The imam of Park51, the Islamic cultural center and mosque slated to rise two blocks from Ground Zero, told Abu Dhabi’s The National newspaper that the project’s boiling controversy was not a religious dispute but a battle within American politics.

“There is no doubt that the election season has had a major impact upon the nature of the discourse,” Imam Feisal Abdul Rauf said told the newspaper.

On a State Department-sponsored Middle East trip to improve dialogue between the U.S. and Muslim world, Rauf told the paper that people from different faiths supported the mosque, but “there are also those very small, loud and vociferous voices who are beating the drum for the opposite kind of discourse.”

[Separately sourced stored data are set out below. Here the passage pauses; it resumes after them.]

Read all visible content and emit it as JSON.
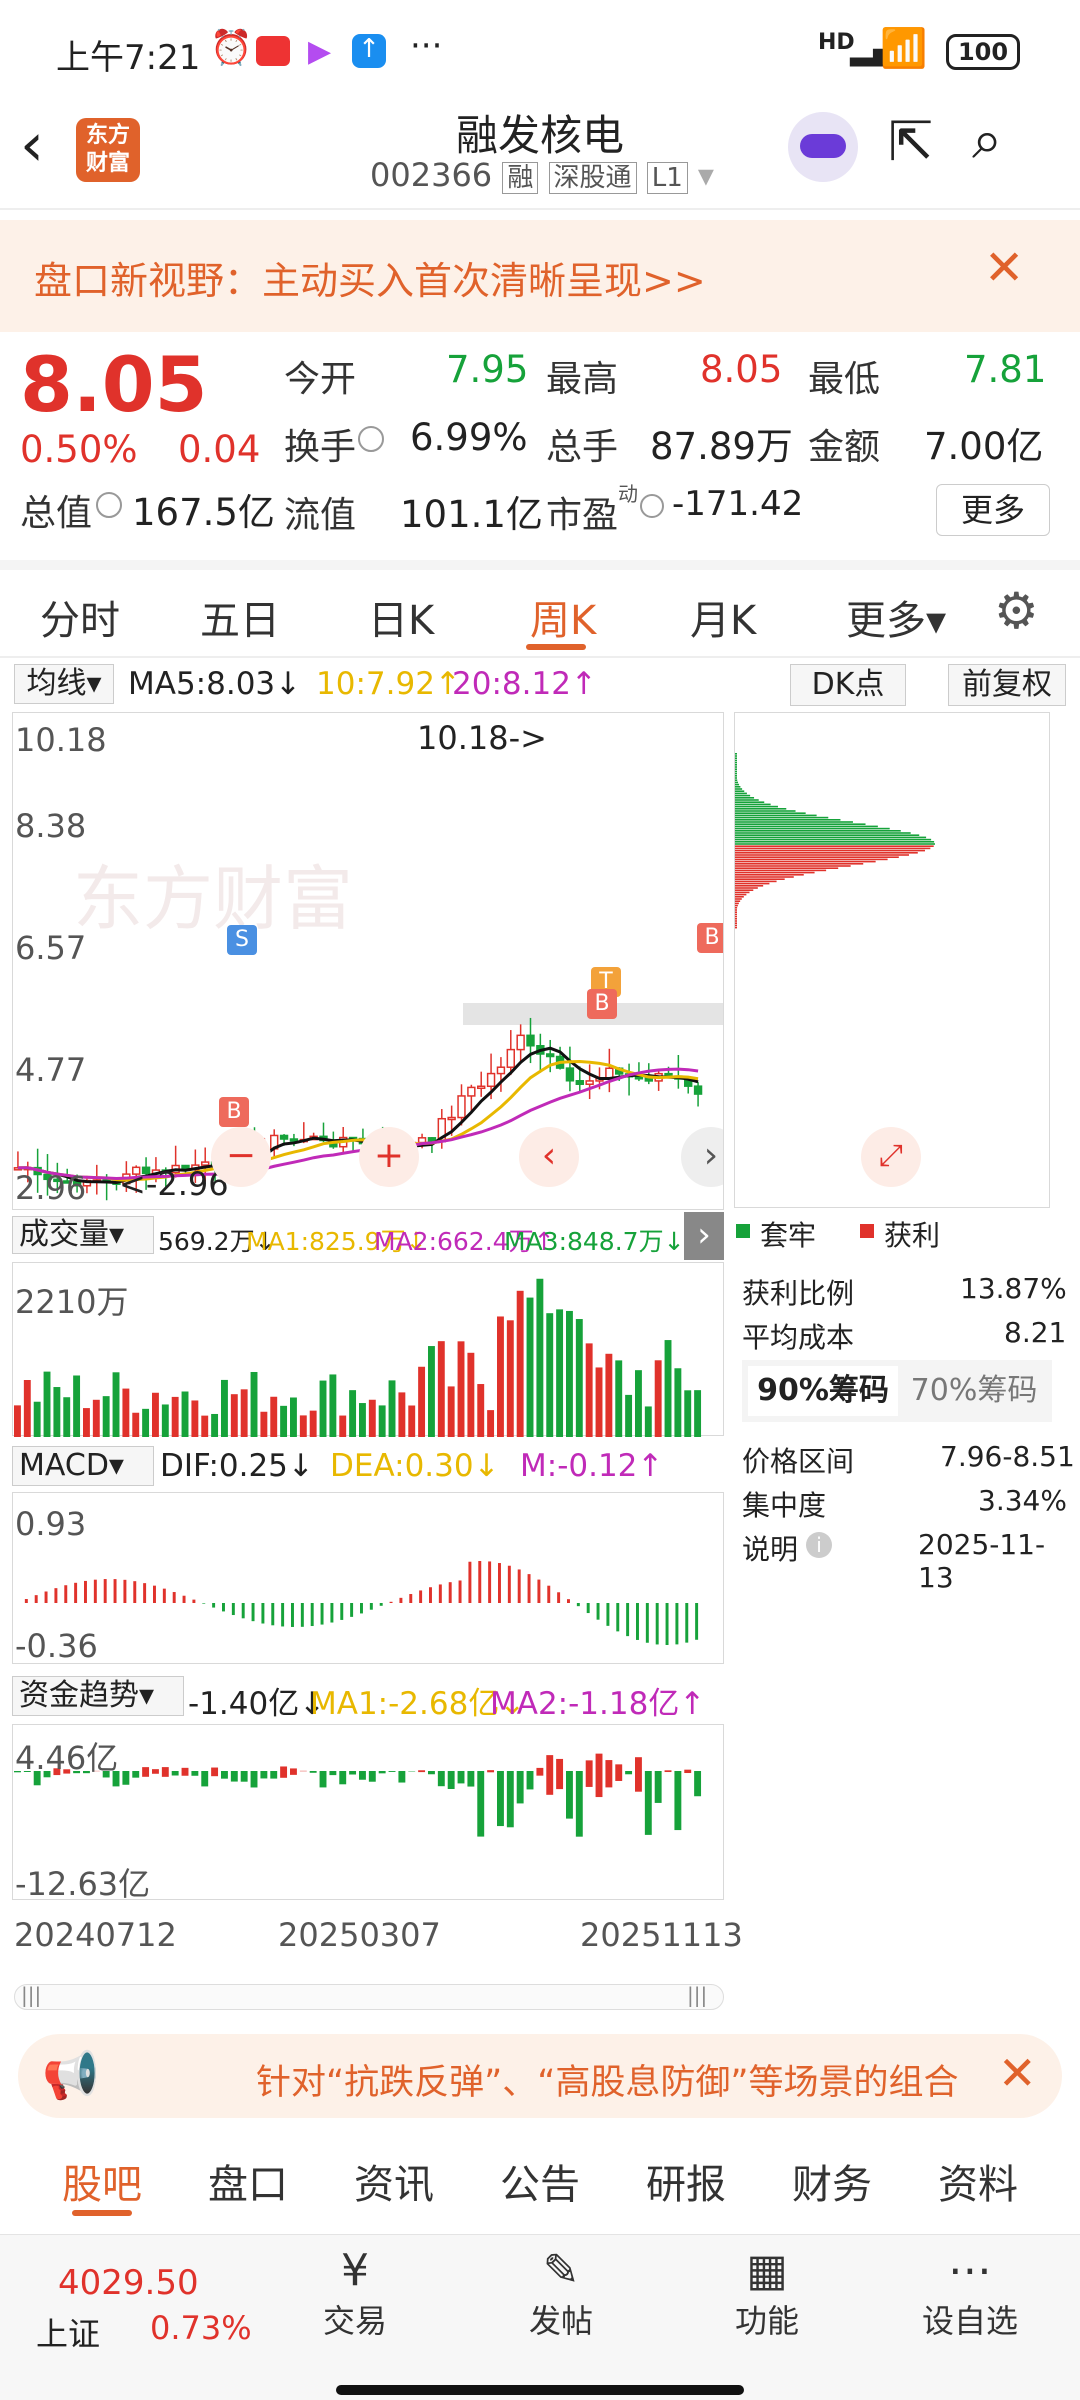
{
  "status_bar": {
    "time": "上午7:21",
    "battery": "100",
    "hd": "HD"
  },
  "header": {
    "title": "融发核电",
    "code": "002366",
    "tags": [
      "融",
      "深股通",
      "L1"
    ],
    "logo_text": [
      "东方",
      "财富"
    ]
  },
  "banner": {
    "text": "盘口新视野：主动买入首次清晰呈现>>"
  },
  "quote": {
    "price": "8.05",
    "change_pct": "0.50%",
    "change": "0.04",
    "open_label": "今开",
    "open": "7.95",
    "high_label": "最高",
    "high": "8.05",
    "low_label": "最低",
    "low": "7.81",
    "turnover_label": "换手",
    "turnover": "6.99%",
    "volume_label": "总手",
    "volume": "87.89万",
    "amount_label": "金额",
    "amount": "7.00亿",
    "mktcap_label": "总值",
    "mktcap": "167.5亿",
    "float_label": "流值",
    "float": "101.1亿",
    "pe_label": "市盈",
    "pe_sup": "动",
    "pe": "-171.42",
    "more": "更多"
  },
  "tabs": [
    "分时",
    "五日",
    "日K",
    "周K",
    "月K",
    "更多▾"
  ],
  "active_tab": 3,
  "kline": {
    "ma_selector": "均线▾",
    "ma5": "MA5:8.03↓",
    "ma10": "10:7.92↑",
    "ma20": "20:8.12↑",
    "dk": "DK点",
    "fq": "前复权",
    "y_labels": [
      "10.18",
      "8.38",
      "6.57",
      "4.77",
      "2.96"
    ],
    "max_label": "10.18->",
    "min_label": "<-2.96"
  },
  "chips": {
    "legend_trap": "套牢",
    "legend_profit": "获利",
    "profit_ratio_label": "获利比例",
    "profit_ratio": "13.87%",
    "avg_cost_label": "平均成本",
    "avg_cost": "8.21",
    "tab90": "90%筹码",
    "tab70": "70%筹码",
    "range_label": "价格区间",
    "range": "7.96-8.51",
    "concentration_label": "集中度",
    "concentration": "3.34%",
    "note_label": "说明",
    "note_date": "2025-11-13"
  },
  "volume": {
    "selector": "成交量▾",
    "vol": "569.2万↓",
    "ma1": "MA1:825.9万↓",
    "ma2": "MA2:662.4万↑",
    "ma3": "MA3:848.7万↓",
    "y_max": "2210万"
  },
  "macd": {
    "selector": "MACD▾",
    "dif": "DIF:0.25↓",
    "dea": "DEA:0.30↓",
    "m": "M:-0.12↑",
    "y_max": "0.93",
    "y_min": "-0.36"
  },
  "capital": {
    "selector": "资金趋势▾",
    "val": "-1.40亿↓",
    "ma1": "MA1:-2.68亿↓",
    "ma2": "MA2:-1.18亿↑",
    "y_max": "4.46亿",
    "y_min": "-12.63亿"
  },
  "dates": [
    "20240712",
    "20250307",
    "20251113"
  ],
  "promo": {
    "text": "针对“抗跌反弹”、“高股息防御”等场景的组合"
  },
  "bottom_tabs": [
    "股吧",
    "盘口",
    "资讯",
    "公告",
    "研报",
    "财务",
    "资料"
  ],
  "index": {
    "value": "4029.50",
    "name": "上证",
    "pct": "0.73%"
  },
  "nav": [
    "交易",
    "发帖",
    "功能",
    "设自选"
  ],
  "colors": {
    "up": "#e0322b",
    "down": "#16a23a",
    "accent": "#e0622b"
  }
}
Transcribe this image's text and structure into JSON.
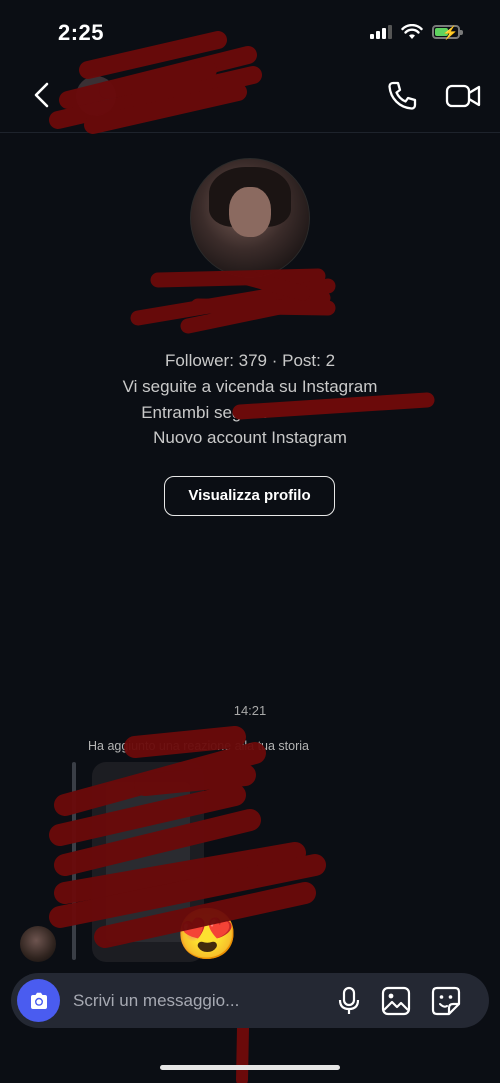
{
  "status_bar": {
    "time": "2:25"
  },
  "header": {
    "username": ""
  },
  "profile": {
    "name": "",
    "handle": "",
    "stats": "Follower: 379 · Post: 2",
    "mutual_follow": "Vi seguite a vicenda su Instagram",
    "followed_by": "Entrambi seguite",
    "new_account": "Nuovo account Instagram",
    "view_profile_label": "Visualizza profilo"
  },
  "conversation": {
    "timestamp": "14:21",
    "reaction_note": "Ha aggiunto una reazione alla tua storia",
    "reaction_emoji": "😍"
  },
  "composer": {
    "placeholder": "Scrivi un messaggio..."
  },
  "colors": {
    "background": "#0b0e14",
    "camera_button": "#4a5cf0",
    "redaction": "#6b0a0a"
  }
}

Jeff Morton, 47, and his wife, Yolanda, Kansas tourists visiting Ground Zero yesterday, thought Rauf should travel to their state and the rest of the Midwest: “There would be a small minority saying it would be OK. … People from the entire nation don’t want it here.”

Husseini Baba Al-Waiz, a Bronx tutor praying at the Park51 site yesterday (the old Burlington Coat Factory building is already being used as a mosque) worried that opponents outweighed supporters and believed that misinformation about Islam was responsible for this weekend’s arson at a Tennessee mosque and last week’s vandalizing of a California mosque.

Those behind the 9/11 attacks “hijacked the Islamic faith,” Al-Waiz said. “They’re diametrically opposed to Islamic principles.”